The European Union and Its Space

In sociological, political and historical research on the transformation of statehood in the (post-)modern era, the concept of sovereignty is often at the center of theorizing and conceptualization. But the interdependence between post-sovereign statehood and territorial order is usually not taken into account. In other words, it is this interface, where changes are currently being observed in claims to sovereignty, theories of statehood, and concepts of spatial order, that the project "Post-Sovereignty Territoriality" takes as its starting point. The project focuses on a process of change in the context of advancing Europeanization, in which not only individual legal rights and conditions of access to markets and welfare benefits are dramatically changing, but regional, national, and international affiliations in particular are being varied and configured in different ways. The concept of post-sovereignty, which is based on the assumption of a shared, overlapping, and therefore no long classic-autonomous sovereignty, reopens the question of the territorial character of systems of order and, as a result, the question of their respective concepts of belonging. Existing national constitutions are increasingly "superseded internationally or undermined ethnically and regionally" (Claus Leggewie) without these changes being shaped by conscious political decisions, much less appropriately accompanied by academic reflection and research. With increasing frequency, classic territorial markers of difference are being replaced by "invisible frontiers" that are no longer based on conventional parameters of space but instead on institutionalized and regulatory procedures within and beyond the regimes of nation-states.

To what extent concepts of belonging, final authority, and the power monopoly can be conceptualized in territorial terms in political systems like the European Union is a research perspective that has not been adequately applied to date, even though supranational systems like the European Union effectively counteract territorial concepts grounded in the nation-state in the long term. In such supranational structures, territoriality can no longer be defined without qualifications as a principle of spatial organization and thus as a core element of state sovereignty. Perhaps territoriality must now be considered outdated as a constitutive element of European sovereignty concepts. Or at best, as a characteristic that is required for recognition under international law, territoriality is no more than a material component of what is now "pooled and shared sovereignty" (Aleksandra Lewicki).
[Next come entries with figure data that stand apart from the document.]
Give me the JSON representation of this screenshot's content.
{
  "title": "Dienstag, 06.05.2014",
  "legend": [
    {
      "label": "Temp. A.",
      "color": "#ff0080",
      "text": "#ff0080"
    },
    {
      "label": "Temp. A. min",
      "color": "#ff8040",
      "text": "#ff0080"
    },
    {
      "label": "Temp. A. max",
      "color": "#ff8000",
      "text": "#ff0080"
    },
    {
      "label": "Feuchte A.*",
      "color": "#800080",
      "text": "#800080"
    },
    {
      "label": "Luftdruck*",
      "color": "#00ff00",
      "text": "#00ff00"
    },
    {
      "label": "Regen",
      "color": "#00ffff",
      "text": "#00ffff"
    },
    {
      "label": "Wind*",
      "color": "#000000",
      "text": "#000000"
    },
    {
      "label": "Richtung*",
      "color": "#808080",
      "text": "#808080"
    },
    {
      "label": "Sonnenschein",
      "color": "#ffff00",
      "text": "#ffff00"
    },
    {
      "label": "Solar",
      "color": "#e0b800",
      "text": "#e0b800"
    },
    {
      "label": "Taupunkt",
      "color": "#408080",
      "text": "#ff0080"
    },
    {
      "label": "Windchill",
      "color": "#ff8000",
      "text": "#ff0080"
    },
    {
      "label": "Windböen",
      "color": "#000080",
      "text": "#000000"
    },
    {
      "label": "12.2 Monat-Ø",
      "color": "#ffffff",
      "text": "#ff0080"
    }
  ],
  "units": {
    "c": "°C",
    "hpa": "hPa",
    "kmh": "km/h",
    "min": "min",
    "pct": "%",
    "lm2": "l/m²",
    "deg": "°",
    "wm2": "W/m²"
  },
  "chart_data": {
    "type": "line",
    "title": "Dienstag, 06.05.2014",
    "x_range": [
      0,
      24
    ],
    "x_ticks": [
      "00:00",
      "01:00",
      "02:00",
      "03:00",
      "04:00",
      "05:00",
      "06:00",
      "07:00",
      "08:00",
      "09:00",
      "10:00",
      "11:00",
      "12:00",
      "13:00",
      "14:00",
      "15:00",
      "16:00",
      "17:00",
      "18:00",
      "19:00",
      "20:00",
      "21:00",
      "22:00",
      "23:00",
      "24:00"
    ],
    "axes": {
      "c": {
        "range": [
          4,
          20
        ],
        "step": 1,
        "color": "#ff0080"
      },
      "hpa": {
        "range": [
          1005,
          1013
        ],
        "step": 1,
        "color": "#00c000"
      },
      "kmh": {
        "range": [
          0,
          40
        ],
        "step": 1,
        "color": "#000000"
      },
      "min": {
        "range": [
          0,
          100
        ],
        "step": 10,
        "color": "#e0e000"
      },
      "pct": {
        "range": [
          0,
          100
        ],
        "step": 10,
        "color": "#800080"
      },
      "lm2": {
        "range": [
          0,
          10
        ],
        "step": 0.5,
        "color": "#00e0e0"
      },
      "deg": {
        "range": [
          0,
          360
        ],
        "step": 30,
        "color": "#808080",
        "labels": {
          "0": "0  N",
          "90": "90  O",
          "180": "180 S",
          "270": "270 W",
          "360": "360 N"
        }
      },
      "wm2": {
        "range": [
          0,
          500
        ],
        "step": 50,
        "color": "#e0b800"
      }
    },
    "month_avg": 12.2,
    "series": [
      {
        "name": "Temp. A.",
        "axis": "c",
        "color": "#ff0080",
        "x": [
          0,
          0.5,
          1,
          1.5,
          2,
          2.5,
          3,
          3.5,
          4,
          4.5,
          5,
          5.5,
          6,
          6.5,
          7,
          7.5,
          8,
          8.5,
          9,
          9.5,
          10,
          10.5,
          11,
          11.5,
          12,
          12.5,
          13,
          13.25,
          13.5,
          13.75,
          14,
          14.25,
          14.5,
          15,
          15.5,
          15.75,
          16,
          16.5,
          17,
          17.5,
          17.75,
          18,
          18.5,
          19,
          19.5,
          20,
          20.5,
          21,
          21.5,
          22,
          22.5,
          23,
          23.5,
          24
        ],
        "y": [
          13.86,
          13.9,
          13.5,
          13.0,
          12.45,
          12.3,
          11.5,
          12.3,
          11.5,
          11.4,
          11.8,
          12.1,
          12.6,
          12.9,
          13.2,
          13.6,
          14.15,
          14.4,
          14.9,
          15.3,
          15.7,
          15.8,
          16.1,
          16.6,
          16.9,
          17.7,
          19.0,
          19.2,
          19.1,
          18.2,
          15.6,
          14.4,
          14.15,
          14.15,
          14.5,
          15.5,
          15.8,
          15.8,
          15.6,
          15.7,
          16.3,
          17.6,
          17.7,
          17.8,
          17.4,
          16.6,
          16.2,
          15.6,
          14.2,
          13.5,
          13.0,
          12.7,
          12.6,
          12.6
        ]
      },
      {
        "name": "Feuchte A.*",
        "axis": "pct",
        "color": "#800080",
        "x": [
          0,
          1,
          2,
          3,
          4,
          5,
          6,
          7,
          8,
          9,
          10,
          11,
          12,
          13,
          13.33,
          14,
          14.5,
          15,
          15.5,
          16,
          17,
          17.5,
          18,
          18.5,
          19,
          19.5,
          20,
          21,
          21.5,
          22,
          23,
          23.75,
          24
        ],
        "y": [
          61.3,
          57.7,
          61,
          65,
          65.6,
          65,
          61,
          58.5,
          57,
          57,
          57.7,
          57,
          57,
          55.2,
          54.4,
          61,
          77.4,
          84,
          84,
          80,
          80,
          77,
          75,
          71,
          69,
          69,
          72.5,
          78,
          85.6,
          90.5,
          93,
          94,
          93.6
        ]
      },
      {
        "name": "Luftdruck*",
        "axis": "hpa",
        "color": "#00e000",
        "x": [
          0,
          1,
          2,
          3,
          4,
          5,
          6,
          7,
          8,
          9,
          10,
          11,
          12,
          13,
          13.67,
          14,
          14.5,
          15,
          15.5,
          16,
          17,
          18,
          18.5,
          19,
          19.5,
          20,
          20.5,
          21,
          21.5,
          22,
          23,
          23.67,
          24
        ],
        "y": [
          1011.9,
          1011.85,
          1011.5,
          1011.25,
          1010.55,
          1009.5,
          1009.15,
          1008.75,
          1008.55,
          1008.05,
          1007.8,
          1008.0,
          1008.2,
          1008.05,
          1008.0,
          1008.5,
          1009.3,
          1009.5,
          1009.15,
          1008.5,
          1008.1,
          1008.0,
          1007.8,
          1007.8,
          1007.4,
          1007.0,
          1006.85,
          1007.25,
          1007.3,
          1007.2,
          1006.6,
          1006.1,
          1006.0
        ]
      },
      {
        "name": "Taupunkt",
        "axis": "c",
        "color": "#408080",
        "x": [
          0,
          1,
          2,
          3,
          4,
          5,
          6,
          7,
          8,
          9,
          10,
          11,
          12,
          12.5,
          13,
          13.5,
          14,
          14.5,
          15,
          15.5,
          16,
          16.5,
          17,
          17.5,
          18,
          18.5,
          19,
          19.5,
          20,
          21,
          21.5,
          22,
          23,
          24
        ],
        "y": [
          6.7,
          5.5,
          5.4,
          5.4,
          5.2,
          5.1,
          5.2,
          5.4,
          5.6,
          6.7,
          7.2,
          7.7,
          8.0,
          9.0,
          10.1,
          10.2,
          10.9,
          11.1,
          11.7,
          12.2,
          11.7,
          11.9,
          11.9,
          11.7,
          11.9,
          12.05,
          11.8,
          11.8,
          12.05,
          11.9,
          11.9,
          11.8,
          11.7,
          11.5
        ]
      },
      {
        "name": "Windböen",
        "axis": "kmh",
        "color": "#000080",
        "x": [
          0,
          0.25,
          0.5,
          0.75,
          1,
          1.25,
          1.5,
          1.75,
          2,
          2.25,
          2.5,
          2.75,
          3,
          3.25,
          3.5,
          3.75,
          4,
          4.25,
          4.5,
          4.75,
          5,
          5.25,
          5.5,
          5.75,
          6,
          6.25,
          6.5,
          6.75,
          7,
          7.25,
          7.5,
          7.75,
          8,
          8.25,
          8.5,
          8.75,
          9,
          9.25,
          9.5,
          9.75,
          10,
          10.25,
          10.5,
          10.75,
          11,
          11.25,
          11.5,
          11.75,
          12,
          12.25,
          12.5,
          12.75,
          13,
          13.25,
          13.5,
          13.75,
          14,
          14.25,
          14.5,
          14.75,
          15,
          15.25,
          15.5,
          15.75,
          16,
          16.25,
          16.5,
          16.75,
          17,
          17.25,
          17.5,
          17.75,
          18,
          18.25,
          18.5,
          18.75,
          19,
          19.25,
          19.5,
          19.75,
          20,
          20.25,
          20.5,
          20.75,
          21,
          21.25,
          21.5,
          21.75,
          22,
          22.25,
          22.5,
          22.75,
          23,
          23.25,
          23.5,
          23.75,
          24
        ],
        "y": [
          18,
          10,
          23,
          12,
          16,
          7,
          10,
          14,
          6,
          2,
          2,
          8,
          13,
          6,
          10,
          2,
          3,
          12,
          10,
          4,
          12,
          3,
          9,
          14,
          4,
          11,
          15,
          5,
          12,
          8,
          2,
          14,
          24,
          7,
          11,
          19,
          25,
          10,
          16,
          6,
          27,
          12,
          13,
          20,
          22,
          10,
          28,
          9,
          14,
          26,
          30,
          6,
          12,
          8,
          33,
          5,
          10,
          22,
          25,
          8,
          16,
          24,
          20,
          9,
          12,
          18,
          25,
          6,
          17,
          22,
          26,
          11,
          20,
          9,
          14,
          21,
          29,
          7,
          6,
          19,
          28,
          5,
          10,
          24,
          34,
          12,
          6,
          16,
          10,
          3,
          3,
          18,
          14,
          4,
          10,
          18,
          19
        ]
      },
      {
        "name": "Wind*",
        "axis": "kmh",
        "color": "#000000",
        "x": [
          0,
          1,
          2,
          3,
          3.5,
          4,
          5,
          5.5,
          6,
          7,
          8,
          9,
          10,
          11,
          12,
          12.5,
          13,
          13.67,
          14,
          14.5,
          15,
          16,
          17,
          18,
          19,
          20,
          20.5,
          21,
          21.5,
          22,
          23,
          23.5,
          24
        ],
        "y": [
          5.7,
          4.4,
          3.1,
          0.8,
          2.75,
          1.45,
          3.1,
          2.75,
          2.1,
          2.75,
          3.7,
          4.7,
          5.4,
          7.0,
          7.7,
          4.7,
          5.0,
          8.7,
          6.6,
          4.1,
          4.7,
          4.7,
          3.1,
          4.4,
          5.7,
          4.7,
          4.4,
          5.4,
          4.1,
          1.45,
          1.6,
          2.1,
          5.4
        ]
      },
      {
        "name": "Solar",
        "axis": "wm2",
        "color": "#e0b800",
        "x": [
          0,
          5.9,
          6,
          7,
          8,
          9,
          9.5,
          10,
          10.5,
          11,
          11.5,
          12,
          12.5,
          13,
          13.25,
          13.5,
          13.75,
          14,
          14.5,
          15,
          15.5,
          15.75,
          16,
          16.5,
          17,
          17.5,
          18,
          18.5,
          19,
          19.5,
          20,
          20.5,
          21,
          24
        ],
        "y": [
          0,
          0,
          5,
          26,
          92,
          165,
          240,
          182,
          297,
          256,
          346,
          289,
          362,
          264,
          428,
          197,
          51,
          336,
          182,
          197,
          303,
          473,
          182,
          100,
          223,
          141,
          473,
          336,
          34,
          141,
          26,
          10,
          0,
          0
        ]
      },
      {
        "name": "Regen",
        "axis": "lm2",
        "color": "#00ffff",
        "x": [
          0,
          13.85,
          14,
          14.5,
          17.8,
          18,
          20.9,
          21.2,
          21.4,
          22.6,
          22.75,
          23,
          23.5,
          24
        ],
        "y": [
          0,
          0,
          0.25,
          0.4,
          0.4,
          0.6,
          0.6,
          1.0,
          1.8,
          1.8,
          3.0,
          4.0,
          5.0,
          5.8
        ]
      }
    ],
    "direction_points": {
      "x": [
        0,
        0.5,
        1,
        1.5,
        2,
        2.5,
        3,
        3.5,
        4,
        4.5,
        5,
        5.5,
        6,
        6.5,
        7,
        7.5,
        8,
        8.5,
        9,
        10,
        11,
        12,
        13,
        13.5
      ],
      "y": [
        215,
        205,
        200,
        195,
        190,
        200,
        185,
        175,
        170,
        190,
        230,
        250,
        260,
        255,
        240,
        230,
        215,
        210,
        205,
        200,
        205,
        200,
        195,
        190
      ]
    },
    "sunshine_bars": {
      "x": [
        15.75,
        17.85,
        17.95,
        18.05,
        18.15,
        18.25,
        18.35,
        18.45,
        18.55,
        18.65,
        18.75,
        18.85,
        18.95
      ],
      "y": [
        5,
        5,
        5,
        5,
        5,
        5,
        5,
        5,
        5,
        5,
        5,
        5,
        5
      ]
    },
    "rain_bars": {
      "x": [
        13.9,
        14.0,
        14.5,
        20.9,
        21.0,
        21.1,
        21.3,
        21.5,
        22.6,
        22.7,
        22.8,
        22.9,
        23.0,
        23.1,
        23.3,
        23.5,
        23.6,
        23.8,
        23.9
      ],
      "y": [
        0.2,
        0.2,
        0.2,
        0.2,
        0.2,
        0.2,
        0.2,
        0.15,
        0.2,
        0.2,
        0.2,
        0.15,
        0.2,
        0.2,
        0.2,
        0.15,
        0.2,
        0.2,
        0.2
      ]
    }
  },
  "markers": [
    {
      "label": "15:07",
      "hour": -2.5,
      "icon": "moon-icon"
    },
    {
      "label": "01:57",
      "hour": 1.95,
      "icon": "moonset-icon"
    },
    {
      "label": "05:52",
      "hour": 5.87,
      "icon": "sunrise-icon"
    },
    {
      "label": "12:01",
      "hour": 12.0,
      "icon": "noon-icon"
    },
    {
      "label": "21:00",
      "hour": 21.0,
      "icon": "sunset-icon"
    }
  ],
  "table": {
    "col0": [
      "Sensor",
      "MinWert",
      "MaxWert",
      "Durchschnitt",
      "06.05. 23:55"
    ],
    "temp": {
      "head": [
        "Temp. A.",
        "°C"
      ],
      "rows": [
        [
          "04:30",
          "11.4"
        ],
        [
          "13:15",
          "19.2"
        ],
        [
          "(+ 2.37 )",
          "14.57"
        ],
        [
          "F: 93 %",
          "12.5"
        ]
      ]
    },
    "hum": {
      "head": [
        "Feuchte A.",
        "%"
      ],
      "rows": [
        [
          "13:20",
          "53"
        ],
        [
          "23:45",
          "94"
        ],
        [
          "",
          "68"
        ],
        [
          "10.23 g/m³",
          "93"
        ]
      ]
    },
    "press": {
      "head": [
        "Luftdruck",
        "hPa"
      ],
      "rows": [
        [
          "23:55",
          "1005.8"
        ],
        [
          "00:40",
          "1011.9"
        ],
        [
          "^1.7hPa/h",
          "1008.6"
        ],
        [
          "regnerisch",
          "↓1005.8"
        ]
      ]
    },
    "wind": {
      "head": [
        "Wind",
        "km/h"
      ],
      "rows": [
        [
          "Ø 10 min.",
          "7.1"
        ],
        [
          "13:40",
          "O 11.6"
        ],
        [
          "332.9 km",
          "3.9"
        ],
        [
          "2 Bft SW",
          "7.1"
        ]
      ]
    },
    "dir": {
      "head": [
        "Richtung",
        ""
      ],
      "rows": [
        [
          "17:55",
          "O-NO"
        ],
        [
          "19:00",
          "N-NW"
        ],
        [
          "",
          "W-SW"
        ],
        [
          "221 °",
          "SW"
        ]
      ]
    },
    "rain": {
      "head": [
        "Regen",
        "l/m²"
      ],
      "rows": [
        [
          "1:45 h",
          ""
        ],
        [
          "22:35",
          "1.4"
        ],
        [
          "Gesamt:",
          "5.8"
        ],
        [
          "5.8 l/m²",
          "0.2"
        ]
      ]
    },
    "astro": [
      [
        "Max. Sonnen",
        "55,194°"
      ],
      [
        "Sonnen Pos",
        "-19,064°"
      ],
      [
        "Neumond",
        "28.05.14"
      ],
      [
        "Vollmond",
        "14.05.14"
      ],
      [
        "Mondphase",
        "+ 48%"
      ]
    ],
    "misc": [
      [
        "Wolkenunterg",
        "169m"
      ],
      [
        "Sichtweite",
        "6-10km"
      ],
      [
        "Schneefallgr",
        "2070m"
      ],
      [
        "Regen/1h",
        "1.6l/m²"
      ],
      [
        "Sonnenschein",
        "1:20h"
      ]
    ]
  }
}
On the basis of a conference held in November 2011 at the Hamburg Institute for Social Research, the topic of post-sovereign territoriality will be explored theoretically and empirically from various research perspectives. Heterogeneous approaches from different independent disciplines highlight the fact that perspectives informed by spatial theories can be very fertile strategies for examining the EU’s concept of self and its integration and enlargement policies. A complex process of Europeanization comes into view which, although it repeatedly refers to traditional concepts of space, simultaneously moves beyond them without reflecting on this shift. This project focuses on a significant process of transformation and provides impetus for a much-needed debate on post-sovereign territoriality that has at best barely begun.